A phase I study of lenalidomide was recently performed by the Children's Oncology Group in pediatric patients with relapsed or refractory solid tumors or myelodysplastic syndrome (ADVL0319).25
The primary objectives were to determine the MTD and recommended phase II dose for children with refractory solid tumors and describe the toxicities in this population. Doses up to 70 mg/m2
/d for 21 days followed by a 7-day rest were evaluated. Although six episodes of DLT were observed, they were sporadic and not clearly associated with dose. The MTD was not reached. The majority of patients on this study did not receive more than one course of therapy.
The disposition of lenalidomide in children was similar to that observed in adults.10,24
Absorption was relatively slow, with a time to maximum concentration ranging from 2 to 4 hours (1 to 4 hours in adults). In adults, the lenalidomide systemic exposure (AUC from time 0 to infinity) increased with dosage,10
but a relationship only up to 20 mg/m2
has been reported. In the present study, we observed a linear relationship between lenalidomide systemic exposure (AUC from time 0 to infinity) and lenalidomide actual dosage up to a dosage of 116 mg/m2
. Similarly, we observed a relationship with lenalidomide maximum concentration and actual dosage, which has been observed in adult studies. As with other oral drugs studied in children, we observed a wide range (approximately six-fold) in lenalidomide apparent oral clearance.
Early-phase clinical trials of noncytotoxic (eg, antiangiogenic) agents in patients with brain tumors are complicated by several issues. Conventional end points in phase I trials are defined by predetermined toxicity criteria to define an MTD or, more recently, by biologic end points to define a biologically effective dose. Standard phase I studies are designed to best identify acute, rather than long-term, toxicities. Antiangiogenic agents frequently have little acute toxicity and may need to be administered chronically.
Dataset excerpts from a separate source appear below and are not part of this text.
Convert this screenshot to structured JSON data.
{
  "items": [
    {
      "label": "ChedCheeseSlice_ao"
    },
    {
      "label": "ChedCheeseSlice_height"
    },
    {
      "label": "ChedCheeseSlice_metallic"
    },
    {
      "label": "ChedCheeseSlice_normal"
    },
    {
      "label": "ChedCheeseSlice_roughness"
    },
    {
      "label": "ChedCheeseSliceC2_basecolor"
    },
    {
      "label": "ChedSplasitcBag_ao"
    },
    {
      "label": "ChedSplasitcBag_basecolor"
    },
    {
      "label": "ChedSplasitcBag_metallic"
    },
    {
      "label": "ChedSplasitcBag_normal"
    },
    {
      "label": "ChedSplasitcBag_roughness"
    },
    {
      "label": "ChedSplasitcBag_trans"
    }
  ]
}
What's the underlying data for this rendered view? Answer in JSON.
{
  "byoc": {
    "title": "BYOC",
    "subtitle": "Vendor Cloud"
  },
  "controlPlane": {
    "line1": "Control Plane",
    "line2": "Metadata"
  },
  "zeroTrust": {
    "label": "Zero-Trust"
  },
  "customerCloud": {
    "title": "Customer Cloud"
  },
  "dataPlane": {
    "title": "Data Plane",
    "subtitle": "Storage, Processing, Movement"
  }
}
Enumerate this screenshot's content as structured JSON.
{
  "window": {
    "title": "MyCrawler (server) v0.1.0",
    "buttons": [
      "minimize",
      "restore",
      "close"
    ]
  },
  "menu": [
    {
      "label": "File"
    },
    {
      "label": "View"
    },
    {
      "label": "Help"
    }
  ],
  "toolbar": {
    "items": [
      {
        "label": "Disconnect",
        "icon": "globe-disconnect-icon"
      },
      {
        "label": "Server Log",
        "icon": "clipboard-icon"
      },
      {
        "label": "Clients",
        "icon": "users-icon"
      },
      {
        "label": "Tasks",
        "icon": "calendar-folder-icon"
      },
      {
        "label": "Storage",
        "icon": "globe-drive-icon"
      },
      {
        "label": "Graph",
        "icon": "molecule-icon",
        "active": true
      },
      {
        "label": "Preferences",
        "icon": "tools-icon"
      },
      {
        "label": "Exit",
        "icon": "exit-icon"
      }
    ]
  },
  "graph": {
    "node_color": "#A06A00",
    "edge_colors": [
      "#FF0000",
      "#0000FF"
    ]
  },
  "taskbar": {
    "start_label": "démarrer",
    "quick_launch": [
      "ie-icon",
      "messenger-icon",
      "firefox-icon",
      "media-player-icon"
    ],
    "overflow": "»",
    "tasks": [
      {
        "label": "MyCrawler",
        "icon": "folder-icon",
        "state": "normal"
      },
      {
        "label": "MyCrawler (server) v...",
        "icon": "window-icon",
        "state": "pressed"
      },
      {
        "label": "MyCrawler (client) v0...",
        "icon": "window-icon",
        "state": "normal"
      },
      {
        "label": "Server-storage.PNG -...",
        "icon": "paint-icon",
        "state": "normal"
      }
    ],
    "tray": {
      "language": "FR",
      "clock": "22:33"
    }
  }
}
They may be effective at doses well below the MTD, and therefore, dose escalations to the MTD may be unnecessary. However, defining a biologically effective dose is difficult because there is a lack of validated biologic surrogate markers. In the case of lenalidomide, this is further complicated by the lack of complete understanding of its antitumor mechanisms.
There is preliminary evidence of activity of lenalidomide in this population, particularly in patients with progressive low-grade gliomas who had a 12-month PFS rate of 67% ± 13% on this study. Although this could be attributed to the inconsistent growth rates of these tumors, all patients had recurrent, refractory, or progressive disease at study entry, and this 12-month PFS rate compares favorably to other studies in this population.26
It is unclear whether this antitumor activity is dose related, although there is some suggestion that this is the case given that the two objective responses occurred at the higher dose levels (88 and 116 mg/m2
/d). The exact antitumor mechanism of action is unknown, although potential mechanisms have been identified, including induction of apoptotic signals27
and inhibition of angiogenesis.
In summary, lenalidomide is relatively well tolerated in pediatric patients with recurrent, refractory, and progressive CNS tumors at doses up to 116 mg/m2/d, particularly in the acute setting, although long-term toxicity may be limiting. No MTD was defined. As in adult studies, the primary toxicity was myelosuppression. Lenalidomide seems to have activity in this patient population. It is unclear whether toxicity and antitumor activity are dose related. Further trials of lenalidomide in the pediatric brain tumor population are planned.